What he didn't appreciate at the time, according to his coach and trainer, Duke Roufus, was how easy it would be to fall.

"I just think it was such a whirlwind for him," Roufus said. "He became such a famous guy so fast. I mean, he'd pulled off one of the greatest all-time moves in the history of mixed martial arts. Then when he had that setback against Clay Guida, the people who told him how great he was, the girls who wanted to talk to him, the opportunities people were offering him, those all shrank up. I think then he really saw the importance of being the best and winning."

After bouncing back with a decision victory over Jeremy Stephens in October, Pettis now faces Joe Lauzon on the UFC 144 undercard in a bout he hopes could move him not only closer to a title shot, but also to a rematch with Henderson, whom he expects to beat Edgar for the belt.

"I'm picking Henderson to take that fight. After our fight, he changed as a fighter. He's hungry. You can see it on his face, he's ready to win this fight."
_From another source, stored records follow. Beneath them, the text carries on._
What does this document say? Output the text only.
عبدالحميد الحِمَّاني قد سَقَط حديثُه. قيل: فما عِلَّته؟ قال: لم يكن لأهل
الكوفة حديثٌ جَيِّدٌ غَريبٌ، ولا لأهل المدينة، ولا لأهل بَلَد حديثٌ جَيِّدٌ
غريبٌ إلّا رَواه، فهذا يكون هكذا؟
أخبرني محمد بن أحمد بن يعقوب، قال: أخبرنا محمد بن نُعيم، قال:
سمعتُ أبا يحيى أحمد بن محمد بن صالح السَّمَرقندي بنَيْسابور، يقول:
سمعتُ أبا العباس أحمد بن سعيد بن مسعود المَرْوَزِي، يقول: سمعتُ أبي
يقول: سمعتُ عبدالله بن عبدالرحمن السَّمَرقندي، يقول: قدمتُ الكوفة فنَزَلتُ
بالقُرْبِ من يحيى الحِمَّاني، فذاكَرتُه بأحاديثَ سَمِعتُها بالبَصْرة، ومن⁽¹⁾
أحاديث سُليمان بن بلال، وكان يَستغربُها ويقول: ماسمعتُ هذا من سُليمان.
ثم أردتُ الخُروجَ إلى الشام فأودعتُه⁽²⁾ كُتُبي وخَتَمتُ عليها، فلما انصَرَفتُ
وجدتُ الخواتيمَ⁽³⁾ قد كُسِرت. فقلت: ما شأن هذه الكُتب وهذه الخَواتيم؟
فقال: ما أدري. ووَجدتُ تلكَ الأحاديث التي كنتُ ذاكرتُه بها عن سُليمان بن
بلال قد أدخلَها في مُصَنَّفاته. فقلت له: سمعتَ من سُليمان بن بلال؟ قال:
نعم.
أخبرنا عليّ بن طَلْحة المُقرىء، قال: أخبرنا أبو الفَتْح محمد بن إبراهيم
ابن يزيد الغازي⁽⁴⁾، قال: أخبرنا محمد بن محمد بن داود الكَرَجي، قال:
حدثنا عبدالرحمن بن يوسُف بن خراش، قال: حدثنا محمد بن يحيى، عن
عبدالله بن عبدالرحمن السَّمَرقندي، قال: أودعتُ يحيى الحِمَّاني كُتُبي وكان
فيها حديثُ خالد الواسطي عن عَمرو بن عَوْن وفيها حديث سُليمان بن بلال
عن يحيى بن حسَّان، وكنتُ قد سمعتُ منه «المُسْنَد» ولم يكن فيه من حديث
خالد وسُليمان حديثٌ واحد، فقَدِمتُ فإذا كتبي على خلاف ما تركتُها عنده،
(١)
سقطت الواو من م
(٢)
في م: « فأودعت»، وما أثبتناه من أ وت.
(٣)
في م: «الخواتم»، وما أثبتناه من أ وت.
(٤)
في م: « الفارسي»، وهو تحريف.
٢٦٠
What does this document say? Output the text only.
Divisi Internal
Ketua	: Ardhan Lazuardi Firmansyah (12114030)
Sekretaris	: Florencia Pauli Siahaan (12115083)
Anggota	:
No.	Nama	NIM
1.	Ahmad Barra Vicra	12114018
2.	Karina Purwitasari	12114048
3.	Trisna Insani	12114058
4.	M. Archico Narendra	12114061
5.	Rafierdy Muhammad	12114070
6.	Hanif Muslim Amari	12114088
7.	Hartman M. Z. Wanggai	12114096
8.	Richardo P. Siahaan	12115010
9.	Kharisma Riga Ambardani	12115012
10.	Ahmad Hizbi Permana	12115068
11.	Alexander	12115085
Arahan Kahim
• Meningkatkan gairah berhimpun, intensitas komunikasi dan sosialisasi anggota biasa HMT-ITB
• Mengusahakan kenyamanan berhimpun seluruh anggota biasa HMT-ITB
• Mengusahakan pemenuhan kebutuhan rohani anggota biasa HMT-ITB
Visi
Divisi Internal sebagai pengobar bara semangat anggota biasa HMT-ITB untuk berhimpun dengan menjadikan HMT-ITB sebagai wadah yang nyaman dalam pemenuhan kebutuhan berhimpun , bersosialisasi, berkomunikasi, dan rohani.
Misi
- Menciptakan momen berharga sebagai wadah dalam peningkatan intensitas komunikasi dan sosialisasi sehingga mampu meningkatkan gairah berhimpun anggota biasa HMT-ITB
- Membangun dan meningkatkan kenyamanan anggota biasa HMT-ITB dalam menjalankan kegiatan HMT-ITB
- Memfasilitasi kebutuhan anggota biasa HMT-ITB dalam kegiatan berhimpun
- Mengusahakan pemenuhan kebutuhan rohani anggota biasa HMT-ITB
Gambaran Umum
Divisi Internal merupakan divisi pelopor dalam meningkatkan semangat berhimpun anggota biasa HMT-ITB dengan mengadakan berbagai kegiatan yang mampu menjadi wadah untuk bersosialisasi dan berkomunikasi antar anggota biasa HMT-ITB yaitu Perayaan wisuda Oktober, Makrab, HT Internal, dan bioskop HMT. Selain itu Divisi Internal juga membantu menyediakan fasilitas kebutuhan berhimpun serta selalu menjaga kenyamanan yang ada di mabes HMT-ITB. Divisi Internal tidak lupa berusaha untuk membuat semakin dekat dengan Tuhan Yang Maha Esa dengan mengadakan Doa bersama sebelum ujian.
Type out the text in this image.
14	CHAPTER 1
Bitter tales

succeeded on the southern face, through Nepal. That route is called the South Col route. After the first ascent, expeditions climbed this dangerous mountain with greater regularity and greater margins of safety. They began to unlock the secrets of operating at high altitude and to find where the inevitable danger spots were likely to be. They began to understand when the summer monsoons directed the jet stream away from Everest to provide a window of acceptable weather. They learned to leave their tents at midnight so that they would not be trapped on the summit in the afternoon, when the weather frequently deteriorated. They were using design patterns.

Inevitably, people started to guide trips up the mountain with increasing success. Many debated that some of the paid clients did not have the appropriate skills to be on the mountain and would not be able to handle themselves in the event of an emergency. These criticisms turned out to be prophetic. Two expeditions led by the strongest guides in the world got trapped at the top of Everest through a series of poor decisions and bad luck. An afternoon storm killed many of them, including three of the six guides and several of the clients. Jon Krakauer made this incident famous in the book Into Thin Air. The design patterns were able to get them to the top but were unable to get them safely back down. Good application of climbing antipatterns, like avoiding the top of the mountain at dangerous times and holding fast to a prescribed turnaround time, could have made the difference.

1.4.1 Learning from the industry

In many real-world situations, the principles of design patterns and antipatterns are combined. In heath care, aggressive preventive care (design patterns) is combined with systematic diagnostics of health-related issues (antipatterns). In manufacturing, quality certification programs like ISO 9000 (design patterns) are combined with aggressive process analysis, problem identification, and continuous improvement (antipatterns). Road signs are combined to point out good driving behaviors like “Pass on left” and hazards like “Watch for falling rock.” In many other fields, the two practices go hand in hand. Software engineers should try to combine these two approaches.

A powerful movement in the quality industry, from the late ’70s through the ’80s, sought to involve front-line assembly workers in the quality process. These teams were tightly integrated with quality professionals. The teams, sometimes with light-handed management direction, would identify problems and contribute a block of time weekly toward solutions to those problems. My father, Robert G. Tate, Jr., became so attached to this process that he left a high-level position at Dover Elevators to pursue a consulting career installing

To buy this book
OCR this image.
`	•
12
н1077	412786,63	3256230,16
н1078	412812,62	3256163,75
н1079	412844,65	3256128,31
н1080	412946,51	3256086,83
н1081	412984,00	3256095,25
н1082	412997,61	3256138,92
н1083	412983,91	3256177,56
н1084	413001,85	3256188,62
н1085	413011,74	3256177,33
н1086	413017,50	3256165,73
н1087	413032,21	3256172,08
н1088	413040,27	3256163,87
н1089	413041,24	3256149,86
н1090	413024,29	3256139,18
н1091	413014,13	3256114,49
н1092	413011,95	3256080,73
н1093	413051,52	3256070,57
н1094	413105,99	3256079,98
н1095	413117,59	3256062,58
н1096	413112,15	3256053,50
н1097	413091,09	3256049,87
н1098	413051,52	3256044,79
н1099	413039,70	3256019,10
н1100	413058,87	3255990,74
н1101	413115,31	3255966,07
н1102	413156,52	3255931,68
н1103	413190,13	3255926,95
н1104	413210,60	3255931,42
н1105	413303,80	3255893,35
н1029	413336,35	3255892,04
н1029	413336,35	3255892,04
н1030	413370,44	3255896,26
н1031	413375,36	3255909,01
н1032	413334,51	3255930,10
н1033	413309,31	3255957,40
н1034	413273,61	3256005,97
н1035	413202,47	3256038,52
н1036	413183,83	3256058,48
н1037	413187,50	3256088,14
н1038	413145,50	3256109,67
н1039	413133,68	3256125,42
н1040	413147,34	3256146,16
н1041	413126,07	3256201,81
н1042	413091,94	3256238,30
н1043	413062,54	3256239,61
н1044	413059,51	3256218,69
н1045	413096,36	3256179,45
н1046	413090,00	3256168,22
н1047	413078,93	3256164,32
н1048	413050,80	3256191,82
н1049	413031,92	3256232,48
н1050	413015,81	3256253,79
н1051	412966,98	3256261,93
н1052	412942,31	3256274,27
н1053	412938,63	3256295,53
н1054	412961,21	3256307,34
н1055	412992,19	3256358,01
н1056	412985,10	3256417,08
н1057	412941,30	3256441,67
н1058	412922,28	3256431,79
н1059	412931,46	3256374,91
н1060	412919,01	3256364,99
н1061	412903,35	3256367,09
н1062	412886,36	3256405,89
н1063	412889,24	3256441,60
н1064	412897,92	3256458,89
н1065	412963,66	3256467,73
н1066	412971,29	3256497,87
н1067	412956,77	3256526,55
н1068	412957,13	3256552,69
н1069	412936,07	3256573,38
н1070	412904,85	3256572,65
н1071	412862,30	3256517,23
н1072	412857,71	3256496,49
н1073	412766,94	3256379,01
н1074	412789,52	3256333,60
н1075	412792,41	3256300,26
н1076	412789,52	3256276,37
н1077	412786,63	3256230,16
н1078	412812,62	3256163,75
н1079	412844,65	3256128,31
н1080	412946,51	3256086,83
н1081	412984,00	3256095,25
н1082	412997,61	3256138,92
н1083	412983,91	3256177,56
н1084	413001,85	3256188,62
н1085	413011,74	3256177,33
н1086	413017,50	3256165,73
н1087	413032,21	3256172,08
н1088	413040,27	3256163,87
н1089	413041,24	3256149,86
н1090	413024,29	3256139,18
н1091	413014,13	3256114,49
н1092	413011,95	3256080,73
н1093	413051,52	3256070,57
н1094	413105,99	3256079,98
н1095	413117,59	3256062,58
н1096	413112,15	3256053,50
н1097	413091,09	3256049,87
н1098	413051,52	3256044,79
He'll get no argument from Henderson, who said he could easily envision a rematch with Pettis in "maybe my second or third title defense." It might have been a struggle to get over the heartbreak of their last fight -- a heartbreak that still stings every time he sees the "Showtime Kick" on another highlight reel -- but he hasn't let it define him.

"I will say this: before I retire, before I leave this earth, I will see Anthony Pettis again in the cage," Henderson said.

If he does, then we might find out once and for all who's learned more from his failures, and who's gotten better at handling his triumphs.